Expat police angry at losing privileges
Expatriate police officers have attacked the decision to end immigration privileges for Britons.
They said the move had created dissatisfaction and uncertainty and were unhappy the Government had not consulted them.
The officers said their long service to Hong Kong should be recognised.
The criticism was voiced as legislators said comments on the changes should be submitted by Thursday.
The Immigration (Amendment) Bill will remove Britons' right to study and work without a visa. It also removes the right to land, which is available to Britons with more than seven years' residency.
The right is replaced with unconditional stay. This would also be available after the same period to other expatriates, but lost if the holder leaves for more than 12 months.
Visas are not required for either category.
Officials aim to introduce the proposal, brought about by the handover, on April 1 - a date the Security Branch said was fixed after consulting the British community.
The Expatriate Inspectors' Association is writing to legislators and superintendents yesterday wrote to police management, voicing their dissatisfaction.

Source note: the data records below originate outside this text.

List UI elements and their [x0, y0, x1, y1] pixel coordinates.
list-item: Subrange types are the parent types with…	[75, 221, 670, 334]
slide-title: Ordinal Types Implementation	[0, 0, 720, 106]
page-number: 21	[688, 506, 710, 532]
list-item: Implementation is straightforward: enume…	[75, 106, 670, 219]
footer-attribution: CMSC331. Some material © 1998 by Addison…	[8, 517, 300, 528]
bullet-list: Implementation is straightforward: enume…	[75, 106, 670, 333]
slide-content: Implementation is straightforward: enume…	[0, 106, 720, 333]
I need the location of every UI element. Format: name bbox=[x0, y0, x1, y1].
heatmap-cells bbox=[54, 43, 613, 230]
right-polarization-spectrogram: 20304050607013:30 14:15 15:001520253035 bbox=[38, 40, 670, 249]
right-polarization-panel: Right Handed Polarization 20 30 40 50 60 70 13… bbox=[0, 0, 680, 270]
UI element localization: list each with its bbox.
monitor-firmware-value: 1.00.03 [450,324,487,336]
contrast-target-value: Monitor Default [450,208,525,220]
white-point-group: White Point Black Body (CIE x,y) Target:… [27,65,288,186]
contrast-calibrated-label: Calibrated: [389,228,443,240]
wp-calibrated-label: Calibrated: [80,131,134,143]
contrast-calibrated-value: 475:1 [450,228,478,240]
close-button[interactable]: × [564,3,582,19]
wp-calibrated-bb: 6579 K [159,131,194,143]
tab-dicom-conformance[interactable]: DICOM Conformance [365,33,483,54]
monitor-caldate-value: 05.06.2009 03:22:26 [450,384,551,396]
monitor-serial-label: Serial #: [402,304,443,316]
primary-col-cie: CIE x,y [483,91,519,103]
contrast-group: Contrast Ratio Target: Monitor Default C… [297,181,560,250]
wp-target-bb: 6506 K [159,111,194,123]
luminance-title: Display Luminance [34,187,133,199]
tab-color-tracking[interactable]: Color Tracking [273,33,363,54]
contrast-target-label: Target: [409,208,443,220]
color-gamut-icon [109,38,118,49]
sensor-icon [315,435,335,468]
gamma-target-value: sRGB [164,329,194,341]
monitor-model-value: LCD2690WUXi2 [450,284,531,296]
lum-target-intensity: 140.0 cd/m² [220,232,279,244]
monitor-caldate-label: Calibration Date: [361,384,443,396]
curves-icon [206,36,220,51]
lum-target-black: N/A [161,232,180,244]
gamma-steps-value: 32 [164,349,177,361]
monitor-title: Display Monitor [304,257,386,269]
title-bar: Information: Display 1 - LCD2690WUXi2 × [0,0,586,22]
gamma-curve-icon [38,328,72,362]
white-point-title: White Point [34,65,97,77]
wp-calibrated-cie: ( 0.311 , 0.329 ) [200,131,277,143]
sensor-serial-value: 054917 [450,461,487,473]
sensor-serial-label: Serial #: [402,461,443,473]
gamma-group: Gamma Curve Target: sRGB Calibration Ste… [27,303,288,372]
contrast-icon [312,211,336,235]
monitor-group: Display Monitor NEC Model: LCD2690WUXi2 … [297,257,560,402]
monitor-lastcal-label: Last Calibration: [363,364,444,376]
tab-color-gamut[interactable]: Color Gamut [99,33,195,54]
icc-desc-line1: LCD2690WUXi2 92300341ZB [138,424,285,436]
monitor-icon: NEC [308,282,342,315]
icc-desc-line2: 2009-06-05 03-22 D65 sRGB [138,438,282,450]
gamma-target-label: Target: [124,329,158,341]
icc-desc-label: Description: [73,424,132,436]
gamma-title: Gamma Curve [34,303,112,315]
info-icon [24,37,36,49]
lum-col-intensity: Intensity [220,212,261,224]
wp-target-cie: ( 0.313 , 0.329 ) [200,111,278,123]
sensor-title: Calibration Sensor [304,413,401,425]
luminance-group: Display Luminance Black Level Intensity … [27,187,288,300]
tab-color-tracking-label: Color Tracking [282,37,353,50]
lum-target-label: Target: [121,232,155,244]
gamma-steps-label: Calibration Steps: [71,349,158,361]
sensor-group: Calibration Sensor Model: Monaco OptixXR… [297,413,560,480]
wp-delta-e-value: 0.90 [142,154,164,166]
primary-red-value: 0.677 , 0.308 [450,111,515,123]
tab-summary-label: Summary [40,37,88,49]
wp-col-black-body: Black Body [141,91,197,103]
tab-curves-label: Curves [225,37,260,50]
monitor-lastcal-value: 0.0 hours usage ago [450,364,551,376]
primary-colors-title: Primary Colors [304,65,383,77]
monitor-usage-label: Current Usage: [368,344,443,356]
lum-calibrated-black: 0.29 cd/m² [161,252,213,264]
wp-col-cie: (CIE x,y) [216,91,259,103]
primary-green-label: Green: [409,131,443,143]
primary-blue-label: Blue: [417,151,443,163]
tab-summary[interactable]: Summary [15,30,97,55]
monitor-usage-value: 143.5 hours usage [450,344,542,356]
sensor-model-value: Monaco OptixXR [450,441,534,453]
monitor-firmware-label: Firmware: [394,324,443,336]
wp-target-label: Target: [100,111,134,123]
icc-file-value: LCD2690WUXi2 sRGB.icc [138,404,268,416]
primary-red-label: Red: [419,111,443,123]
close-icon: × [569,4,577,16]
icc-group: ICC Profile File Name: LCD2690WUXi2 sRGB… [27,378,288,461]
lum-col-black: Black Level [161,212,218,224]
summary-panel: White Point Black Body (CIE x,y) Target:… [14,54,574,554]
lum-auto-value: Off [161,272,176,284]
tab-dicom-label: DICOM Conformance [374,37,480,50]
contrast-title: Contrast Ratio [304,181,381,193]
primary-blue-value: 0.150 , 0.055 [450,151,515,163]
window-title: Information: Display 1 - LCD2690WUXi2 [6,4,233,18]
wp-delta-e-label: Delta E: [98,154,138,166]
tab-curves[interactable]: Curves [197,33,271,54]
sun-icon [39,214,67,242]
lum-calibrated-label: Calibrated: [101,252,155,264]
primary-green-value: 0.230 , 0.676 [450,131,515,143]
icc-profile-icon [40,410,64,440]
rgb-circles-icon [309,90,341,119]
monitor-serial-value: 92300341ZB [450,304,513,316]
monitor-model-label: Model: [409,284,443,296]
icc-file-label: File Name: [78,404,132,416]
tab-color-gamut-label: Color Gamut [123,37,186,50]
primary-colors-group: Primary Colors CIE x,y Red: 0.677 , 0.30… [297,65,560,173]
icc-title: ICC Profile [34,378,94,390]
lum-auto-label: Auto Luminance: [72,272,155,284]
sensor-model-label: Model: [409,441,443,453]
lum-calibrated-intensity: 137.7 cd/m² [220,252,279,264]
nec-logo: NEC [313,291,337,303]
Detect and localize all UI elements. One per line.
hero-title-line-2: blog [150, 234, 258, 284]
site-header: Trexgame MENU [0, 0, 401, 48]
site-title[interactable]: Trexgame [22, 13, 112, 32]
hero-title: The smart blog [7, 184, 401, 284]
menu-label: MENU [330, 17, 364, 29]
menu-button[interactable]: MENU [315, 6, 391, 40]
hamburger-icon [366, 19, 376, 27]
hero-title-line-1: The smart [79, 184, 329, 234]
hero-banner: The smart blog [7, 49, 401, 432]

A superintendent said: 'After so many years of services, our contributions should be recognised.
'We don't think unconditional stay is what we deserve.' Chairman of the association Martin Cadman said: 'The proposal has caused a lot of dissatisfaction. We have never been consulted.' Vice-chairman of the association Neil Dunn said: 'Those who have the right to land should be allowed to keep it.' While officials did not rule out the possibility some Britons might be able to obtain right of abode after the handover. But because the subject is still being discussed by the Joint Liaison Group, Mr Cadman said the proposal had created uncertainties.
'The officers have to give up their right to land in exchange for something which they do not know if they would be eligible for,' Mr Cadman said.
He estimated there were about 500 British police officers who had worked for more than seven years with either the right to land or the right of abode. They form the largest group of Britons in a government department.